バックのまま二回犯して、それでもまだ収まらない熱をローが舐めてもう一回抜いてくれた。体液でべちゃべちゃの床に膝を付いて、後ろからは俺が吐き出したものが少しずつ溢れ出て太腿を伝ってた。そんな状態でうっとり目を細めて俺のをしゃぶってるローを見てたら何回だって出せる気がした。立てなくなるからもうだめ、と必死に拒否してた泣き顔だって、思い出したら興奮材料でしかない。

「も…出る?」

「ん…終わるのもったいねえけど。なぁロー、最後に言ってよ」

「………」

「今日だけ、な?」

「……おにいちゃんの…ホットミルク、ちょうだい」

差し出された舌の上に幾分薄くなった精液が飛び散る。
それなりに量があるから、あっという間に溢れて零れてしまうのにローがもどかしそうな顔をして直接先端に吸い付いてきた。こくんと音を立てて飲み込んで、物足りないというように中に残った分まで欲しがってるのがかわいい。口先では恥ずかしがるくせに。
また勃ってるローのを足で擦り上げてやったら、すぐに痙攣しながらイった後にぐったり倒れ伏せた。力が抜け切ったのか辛うじて締めてた後ろから泡混じりの白濁が溢れて、ローの出した分と混ざりながら床を汚した。




「……最悪。なにこの変態」

「拗ねるなって、制服かわいかったんだよ。それにもう高校なんてローはすぐ大きくなるなぁって感動したっつうか」

「…なんかユースタス屋、おっさんみたい。それとも小さいまま悪戯するほうが好き?変態趣味だから?」

「そんなことねえよ。あと変態とか言うな」

「事実だろ、昔も今もいたいけな俺にあんなことしておいて。少なくとも悪い大人じゃん」

「だってお前かわいいし…あーだめだ、お前に罵倒されるとそれはそれで燃える」

「…うっわ、さすがに引くぞ」

怒ってたくせに、風呂から上げてバスタオルを広げると素直に寄ってくる。成長してもこういうところはぜんぜん変わってない。
またお前に会えてよかった。
濡れた髪を拭いてやりながら呟くと、まだ服も着てないローが力いっぱいしがみ付いてくる。

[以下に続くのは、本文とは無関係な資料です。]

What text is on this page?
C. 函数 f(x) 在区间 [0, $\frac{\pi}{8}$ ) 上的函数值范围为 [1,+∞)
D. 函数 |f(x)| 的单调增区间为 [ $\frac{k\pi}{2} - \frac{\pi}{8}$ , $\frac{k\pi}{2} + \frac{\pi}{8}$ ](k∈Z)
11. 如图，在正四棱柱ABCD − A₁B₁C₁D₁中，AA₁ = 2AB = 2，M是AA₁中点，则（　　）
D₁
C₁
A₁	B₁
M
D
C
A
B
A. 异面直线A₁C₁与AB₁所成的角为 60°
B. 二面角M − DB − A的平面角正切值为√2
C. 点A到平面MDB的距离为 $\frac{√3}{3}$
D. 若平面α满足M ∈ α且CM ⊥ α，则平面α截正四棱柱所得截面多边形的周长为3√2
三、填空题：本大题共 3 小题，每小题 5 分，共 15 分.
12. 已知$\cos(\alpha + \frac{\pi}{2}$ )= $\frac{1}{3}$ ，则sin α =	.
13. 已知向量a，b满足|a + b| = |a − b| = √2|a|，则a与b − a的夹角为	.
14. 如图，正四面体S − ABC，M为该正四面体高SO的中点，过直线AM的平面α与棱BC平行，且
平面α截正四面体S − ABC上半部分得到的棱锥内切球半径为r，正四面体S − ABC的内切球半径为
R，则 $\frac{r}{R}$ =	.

「あのときから決めてたんだ。大きくなったら、今度は俺がユースタス屋を迎えに行こうって」

「昔と逆だな」

「………」

「ロー?」

「…もういなくならないでな。今度は絶対離さない」

記憶の中の小さなローはわたあめみたいにふわふわ甘い匂いがした。
目の前の青味がかった髪に顔を埋めると代わりに俺と同じシャンプーが香って、身体だってふにふに柔らかかった子供のものとは少し違う。
だけど頭から齧って食べてしまいたいような衝動は同じで、あの頃も今も、それを押さえ込むのに少し苦労している。